Un blog de l'hyperfiction intitulée "La disparition du Général Proust" : Général Proust, Les écrits de Marc Hodges, Vie sexuelle de M H, Jean-Pierre Balpe, Un roman de Marc Hodges, Les inédits de Marc Hodges, Le journal de Charlus, Les poèmes de JPB, Le premier album photo de Marc Hodges, Le second album photo de Marc Hodges, L'album photo de JPB, Le carnet d'Oriane, Les poèmes érotiques de MH à G, Les écrits de Jean-Pierre Balpe"… Extrait du roman La Toile (ed. Cylibris)

26 septembre 2006

De l'unité des intellects

Londres, dimanche 27/12/2015, 19:30:50

Blaise Carver attend le retour de Laurence. Elle le lui a annoncé pour la fin de la journée. Si elle n’a pas de problème, elle ne devrait normalement pas tarder. Il pourrait l’appeler dans le train sur son téléphone portable, mais il sait qu’elle n’aime pas trop qu’il montre de l’impatience ou de l’inquiétude. Aussi n’a-t-il rien de mieux à faire qu’attendre. Pour occuper le temps, il parcourt sans grand enthousiasme les fichiers que lui ont fait parvenir les turcologues et les spécialistes de philosophie médiévale.

L’envoi des premiers comporte une masse de textes en latin comme : “Accipienda est igitur prima diffinitio anime quam Aristotiles in II De anima ponit…”, œuvres des auteurs dont Blaise avait transmis les noms au forum. Blaise n’est ni très savant en cette langue, ni passionné par le latin. Il ne cherche pas à constituer une base de données sur la philosophie mystique. Il se contente de les stocker dans sa bibliothèque virtuelle. Ça ne lui servira peut-être jamais, mais cela prend si peu de place sur les mémoires que ça ne coûte rien de les conserver.

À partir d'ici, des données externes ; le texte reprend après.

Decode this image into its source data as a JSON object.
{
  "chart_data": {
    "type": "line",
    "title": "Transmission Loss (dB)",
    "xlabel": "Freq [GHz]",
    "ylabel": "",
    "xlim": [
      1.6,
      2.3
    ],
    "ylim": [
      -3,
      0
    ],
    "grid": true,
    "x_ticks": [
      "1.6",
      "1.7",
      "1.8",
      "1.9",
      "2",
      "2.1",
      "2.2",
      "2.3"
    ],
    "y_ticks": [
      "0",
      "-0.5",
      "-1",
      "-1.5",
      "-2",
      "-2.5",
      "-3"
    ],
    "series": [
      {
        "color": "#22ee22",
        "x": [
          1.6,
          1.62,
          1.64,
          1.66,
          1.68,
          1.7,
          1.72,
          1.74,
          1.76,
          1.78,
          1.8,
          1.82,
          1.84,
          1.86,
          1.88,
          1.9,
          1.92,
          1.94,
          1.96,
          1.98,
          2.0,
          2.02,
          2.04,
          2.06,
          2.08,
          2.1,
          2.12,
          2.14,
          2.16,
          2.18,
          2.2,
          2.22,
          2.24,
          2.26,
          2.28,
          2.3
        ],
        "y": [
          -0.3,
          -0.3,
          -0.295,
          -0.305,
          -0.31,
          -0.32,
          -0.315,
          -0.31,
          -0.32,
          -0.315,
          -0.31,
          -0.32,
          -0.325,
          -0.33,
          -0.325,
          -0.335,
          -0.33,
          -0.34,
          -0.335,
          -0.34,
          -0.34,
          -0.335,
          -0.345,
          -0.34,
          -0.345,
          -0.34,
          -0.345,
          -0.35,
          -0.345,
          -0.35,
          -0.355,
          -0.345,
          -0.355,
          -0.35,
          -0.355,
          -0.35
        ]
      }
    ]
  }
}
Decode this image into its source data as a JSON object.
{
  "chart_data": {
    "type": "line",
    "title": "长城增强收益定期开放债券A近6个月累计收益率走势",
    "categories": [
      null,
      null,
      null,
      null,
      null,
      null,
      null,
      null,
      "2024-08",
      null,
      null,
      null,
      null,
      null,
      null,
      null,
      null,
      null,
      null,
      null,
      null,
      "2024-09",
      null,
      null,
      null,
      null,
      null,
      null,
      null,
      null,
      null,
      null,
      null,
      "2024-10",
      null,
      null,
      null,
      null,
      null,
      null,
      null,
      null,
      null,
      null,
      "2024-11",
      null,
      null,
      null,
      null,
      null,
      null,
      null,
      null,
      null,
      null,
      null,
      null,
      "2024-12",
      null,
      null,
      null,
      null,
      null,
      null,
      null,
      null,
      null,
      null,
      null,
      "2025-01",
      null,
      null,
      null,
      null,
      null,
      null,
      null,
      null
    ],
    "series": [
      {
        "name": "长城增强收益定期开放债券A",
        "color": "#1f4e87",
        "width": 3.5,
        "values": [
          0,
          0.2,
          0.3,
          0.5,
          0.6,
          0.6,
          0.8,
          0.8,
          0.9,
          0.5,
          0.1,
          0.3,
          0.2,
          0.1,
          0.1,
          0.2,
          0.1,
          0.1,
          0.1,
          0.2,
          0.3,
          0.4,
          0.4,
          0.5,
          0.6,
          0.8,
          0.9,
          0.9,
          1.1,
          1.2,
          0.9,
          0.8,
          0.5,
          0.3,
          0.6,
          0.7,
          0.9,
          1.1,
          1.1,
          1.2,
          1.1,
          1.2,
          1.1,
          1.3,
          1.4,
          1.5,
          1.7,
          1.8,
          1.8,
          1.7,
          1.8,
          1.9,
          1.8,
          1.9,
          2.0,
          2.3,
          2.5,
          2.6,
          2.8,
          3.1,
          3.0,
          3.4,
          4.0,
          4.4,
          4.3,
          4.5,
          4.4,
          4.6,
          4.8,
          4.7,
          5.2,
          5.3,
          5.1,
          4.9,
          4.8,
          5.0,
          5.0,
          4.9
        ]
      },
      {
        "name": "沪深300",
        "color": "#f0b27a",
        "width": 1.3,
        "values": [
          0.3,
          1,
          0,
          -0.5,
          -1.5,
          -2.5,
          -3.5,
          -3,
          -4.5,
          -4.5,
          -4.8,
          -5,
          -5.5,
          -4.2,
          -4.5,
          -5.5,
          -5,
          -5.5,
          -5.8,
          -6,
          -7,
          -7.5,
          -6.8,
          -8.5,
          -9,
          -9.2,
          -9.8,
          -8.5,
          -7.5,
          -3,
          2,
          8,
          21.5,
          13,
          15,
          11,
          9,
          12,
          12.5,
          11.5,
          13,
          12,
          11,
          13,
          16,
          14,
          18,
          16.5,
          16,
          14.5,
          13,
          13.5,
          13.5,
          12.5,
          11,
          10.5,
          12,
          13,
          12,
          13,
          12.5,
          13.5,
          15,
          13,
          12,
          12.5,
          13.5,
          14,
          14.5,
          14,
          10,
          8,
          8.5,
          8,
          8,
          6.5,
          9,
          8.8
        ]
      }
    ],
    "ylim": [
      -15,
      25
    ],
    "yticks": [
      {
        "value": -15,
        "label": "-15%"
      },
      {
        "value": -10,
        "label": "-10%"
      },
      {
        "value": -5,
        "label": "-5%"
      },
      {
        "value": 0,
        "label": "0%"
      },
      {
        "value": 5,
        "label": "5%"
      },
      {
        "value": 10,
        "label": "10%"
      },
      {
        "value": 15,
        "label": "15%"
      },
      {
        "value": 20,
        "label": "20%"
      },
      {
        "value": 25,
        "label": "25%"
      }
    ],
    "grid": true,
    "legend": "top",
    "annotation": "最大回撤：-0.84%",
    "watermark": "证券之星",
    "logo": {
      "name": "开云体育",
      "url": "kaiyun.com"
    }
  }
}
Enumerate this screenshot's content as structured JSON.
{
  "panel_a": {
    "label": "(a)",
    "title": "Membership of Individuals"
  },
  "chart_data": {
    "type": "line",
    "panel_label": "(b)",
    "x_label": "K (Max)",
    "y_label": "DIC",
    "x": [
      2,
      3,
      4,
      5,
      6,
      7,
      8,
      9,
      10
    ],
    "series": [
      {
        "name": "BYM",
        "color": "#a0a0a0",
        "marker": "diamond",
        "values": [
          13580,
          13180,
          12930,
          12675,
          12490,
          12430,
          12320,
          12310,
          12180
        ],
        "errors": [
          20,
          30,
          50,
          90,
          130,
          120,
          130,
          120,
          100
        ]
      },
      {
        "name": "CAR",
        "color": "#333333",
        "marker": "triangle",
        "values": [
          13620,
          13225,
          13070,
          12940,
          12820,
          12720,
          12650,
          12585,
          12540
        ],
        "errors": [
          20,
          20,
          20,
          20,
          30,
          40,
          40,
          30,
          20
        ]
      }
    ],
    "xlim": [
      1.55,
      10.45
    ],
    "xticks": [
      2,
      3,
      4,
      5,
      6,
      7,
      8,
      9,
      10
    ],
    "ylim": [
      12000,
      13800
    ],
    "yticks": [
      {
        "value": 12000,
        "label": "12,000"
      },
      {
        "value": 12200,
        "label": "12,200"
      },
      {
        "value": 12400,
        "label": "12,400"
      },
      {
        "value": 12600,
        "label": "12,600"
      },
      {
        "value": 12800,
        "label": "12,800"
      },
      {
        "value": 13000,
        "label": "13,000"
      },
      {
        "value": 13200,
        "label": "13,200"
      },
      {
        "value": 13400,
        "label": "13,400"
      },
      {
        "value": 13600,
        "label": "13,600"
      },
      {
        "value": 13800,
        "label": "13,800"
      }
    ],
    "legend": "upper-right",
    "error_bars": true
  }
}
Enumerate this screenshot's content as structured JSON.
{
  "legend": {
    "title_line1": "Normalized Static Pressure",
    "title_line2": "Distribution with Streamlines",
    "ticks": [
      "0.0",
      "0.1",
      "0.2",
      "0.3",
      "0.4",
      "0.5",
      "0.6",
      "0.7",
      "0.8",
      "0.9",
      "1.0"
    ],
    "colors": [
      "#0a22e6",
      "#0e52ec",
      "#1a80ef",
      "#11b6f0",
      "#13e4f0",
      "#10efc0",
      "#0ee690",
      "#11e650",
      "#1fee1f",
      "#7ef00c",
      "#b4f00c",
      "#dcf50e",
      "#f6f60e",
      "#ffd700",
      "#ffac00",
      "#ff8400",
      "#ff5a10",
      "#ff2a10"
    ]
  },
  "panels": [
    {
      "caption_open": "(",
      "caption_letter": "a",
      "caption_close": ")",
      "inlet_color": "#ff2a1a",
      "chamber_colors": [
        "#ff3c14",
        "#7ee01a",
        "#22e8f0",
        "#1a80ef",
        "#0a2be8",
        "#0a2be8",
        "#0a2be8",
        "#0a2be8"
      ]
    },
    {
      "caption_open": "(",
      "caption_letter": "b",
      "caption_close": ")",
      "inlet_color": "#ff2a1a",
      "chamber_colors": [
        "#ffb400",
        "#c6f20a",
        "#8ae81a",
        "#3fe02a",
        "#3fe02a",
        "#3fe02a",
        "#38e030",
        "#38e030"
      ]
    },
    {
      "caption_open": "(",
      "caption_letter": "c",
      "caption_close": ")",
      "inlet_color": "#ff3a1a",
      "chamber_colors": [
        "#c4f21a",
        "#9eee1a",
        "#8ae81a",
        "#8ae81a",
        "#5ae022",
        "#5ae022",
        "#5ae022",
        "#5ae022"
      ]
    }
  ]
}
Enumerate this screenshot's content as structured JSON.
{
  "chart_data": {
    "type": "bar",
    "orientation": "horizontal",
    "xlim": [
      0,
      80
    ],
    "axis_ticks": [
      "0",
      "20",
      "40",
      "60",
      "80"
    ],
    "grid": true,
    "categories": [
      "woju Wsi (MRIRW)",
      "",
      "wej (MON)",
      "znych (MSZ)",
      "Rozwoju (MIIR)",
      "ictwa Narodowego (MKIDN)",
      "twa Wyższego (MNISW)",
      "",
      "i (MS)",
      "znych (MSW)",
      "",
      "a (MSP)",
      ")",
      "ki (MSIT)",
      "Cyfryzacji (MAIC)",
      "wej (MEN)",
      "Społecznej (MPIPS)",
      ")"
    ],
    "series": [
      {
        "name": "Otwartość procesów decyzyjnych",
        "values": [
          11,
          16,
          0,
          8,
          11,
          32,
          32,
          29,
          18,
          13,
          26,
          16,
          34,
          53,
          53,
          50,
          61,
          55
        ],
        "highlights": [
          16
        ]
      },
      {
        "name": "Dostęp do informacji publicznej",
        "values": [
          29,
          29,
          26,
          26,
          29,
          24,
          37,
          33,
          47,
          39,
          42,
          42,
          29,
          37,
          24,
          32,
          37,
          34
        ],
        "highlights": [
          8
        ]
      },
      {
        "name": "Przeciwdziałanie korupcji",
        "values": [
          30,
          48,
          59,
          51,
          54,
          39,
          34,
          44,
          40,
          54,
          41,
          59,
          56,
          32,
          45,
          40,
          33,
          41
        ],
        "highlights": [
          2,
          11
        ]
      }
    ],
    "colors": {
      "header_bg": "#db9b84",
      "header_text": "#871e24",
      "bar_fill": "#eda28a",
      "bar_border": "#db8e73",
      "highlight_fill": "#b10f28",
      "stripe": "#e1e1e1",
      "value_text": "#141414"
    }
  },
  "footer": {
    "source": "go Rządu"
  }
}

Le fichier le plus intéressant est celui envoyé par un universitaire français, Alain de Liberi. Celui-ci accompagne en effet les données d’une explication générale. Peut-être un cours qu’il diffuse sur le réseau, peut-être un extrait d’ouvrage. En tout cas, son texte a le mérite d’être à peu près clair :

“La grande majorité des philosophes dont vous nous avez fait parvenir les noms sont connus pour avoir participé au grand débat anti-averroïste — du nom du philosophe arabe cordouan Abu-l-Walid Mohamed ibn Ahmed ibn Rushd, dit Averroès, né en 1126 et mort en 1198 — qui a agité l’église catholique au treizième siècle et s’est terminé par la condamnation, les 10 décembre 1270 et 7 mars 1277, à la demande du pape Jean XXI, de treize propositions philosophiques. Condamnation prononcée par Etienne Tempier, Évêque de Paris. Elle aboutit à la mise à l’index de 219 thèses. Il s’agit, pour l’époque, d’un conflit religieux majeur.

Les propositions condamnées sont des propositions averroïstes. Je me contenterai ici d’en donner un aperçu sommaire… Pour l’essentiel, la discussion porte sur les notions liées d’âme et d’intellect.

Pour Averroès, Dieu est le Premier Principe, intellect suprême, et moteur de l’univers qu’il produit de toute éternité. L’intellect humain, ou plus exactement “l’âme intellective”, est une “chose” composée d’une “disposition” en chaque homme : un intellect “hylique” actif et un intellect matériel, passif uni à cette disposition : “L’intellect matériel est numériquement un dans tous les individus de l’espèce homme, il n’est ni engendrable ni corruptible…” Ibn Rushd (De anima). L’intellect hylique n’est pas capable de “s’intelliger”, d’aller vers la pensée de lui-même, il est un intellect en puissance qui, pour devenir un intellect en acte, a besoin d’un moteur. Ce moteur est constitué d’un intellect unique (De unitate intellectu…), un intellect possible, commun à tous les hommes (théorie du monopsychisme) qui se constitue en nous au moyen des images. L’intellect possible est intermédiaire entre l’intellect suprême qui est Dieu et l’intellect hylique propre à chaque homme.